Bankruptcy Code Section 502(d): Getting Back to Basics. Traders in distressed debt face a myriad of questions and issues when acquiring claims against a company in distress. One common issue that traders should always ensure that they have checked off before proceeding with the consummation of a trade is the risk of disallowance of the claim under Bankruptcy Code section 502(d). 11 U.S.C. § 502(d).

Only “allowed” claims may share in distributions from a debtor’s estate. Section 502(d) provides for disallowance of claims where the creditor is in possession of property of the debtor’s estate or received transfers that are avoidable as preferences or fraudulent transfers. The section states that, unless the creditor returns the property of the debtor’s estate or otherwise pays the amount it is liable for, “the court shall disallow any claim of that entity.”

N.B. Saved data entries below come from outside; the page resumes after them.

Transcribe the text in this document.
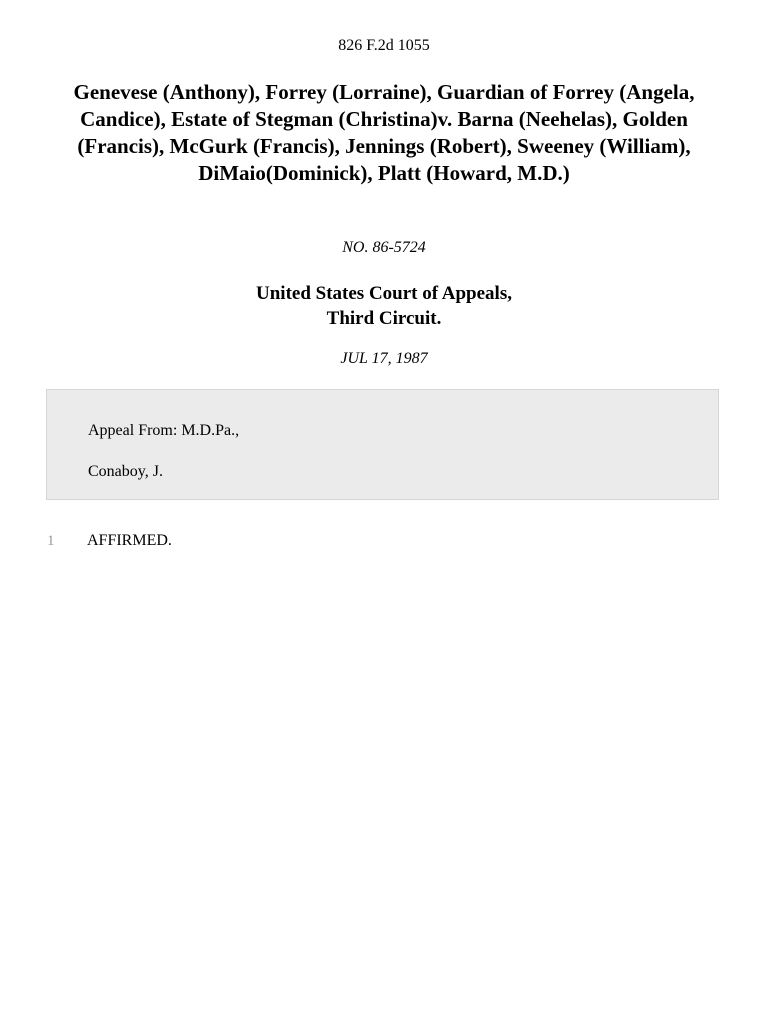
826 F.2d 1055
Genevese (Anthony), Forrey (Lorraine), Guardian of Forrey (Angela, Candice), Estate of Stegman (Christina)v. Barna (Neehelas), Golden (Francis), McGurk (Francis), Jennings (Robert), Sweeney (William), DiMaio(Dominick), Platt (Howard, M.D.)
NO. 86-5724
United States Court of Appeals,
Third Circuit.
JUL 17, 1987
Appeal From: M.D.Pa.,
Conaboy, J.
1 AFFIRMED.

The issue for claims traders is this—if I buy a claim from an entity that has possession of a debtor’s property or is the recipient of an avoidable transfer, is my claim subject to disallowance under section 502(d) even if I have done nothing to trigger section 502(d)? A recent Third Circuit case, In re KB Toys, Inc., 736 F.3d 247 (3d Cir. 2013), suggests yes. In KB Toys, after the debtor filed for bankruptcy, a claims trader purchased several claims. Each claims trading document provided that if the claim was disallowed, the original claimant was obligated to pay restitution to the trader. As it turns out, each original claimant had received a payment within 90 days of the bankruptcy filing, and the debtor’s estate sued each original claimant to recover the preferential payment. Because each original claimant had gone out of business, the debtor’s estate obtained default judgments. The estate then objected to the trader’s claims under section 502(d), even though the trader itself had not received any avoidable transfers. The bankruptcy court sustained the objection, which the Third Circuit affirmed. The court interpreted the phrase “any claim of any entity” in a manner that focused on the claims, not the identity of the holder of the claim. “Because the statute focuses on claims—and not claimants—claims that are disallowable under § 502(d) must be disallowed no matter who holds them.” Id. at 252. The court also noted policy concerns—if the claim was not disallowed, the original claimant would profit by selling the claim and the estate would have less money available to distribute to holders of allowed claims (or a bigger claim pool that would dilute recoveries). And the court noted that the trader had accounted for the risks of disallowance in its trading documents. The final nail in the coffin for the claims trader was a definitive statement that claims transferees have no defense to a section 502(d) claim objection even if they took for value and in good faith. Id. at 255.

KB Toys is not surprising—over the last ten years bankruptcy courts have increasingly disallowed claims under section 502(d) where the claim had been in the hands of a party that had received an avoidable transfer. But KB Toys appears to be the first circuit-level case on the subject, and it leaves no wiggle room for claims traders. Indeed, the Third Circuit rejected the approach adopted by one judge in the Southern District of New York to distinguish between “assignments” of claims and “sales” of claims, Enron Corp. v. Avenue Special Situations Fund II, LP (In re Enron Corp.), 379 B.R. 425, 435-36 (S.D.N.Y. 2007). The Enron court had held that an “assignment” of a claim meant the claim could be disallowed under section 502(d), but that a “sale” of a claim may dictate a different result if the seller acquired the claim in good faith.

In light of KB Toys, claims traders will likely need to conduct more due diligence (thus increasing their costs and lowering purchase prices) to account for the risks of the claim sellers’ possible liability for avoidable transfers and the credit risk of the sellers to either satisfy an avoidable transfer judgment or provide compensation to the claims trader. When acquiring a claim that has not yet been allowed, a claims trader at least should consider:

●Has the seller been listed on the debtor’s schedules and statement of affairs as having received payments from the debtor within 90 days before bankruptcy, or otherwise identified as a potential litigation target?

●Is the trade a recourse/put-back trade or a non-recourse trade?

●What remedies are there for breaches of representations and warranties regarding claim allowance or non-receipt of avoidable transfers?

●Should a portion of the purchase price be escrowed pending claim allowance?

●Who defends (and has settlement authority over) an avoidance action brought by the estate?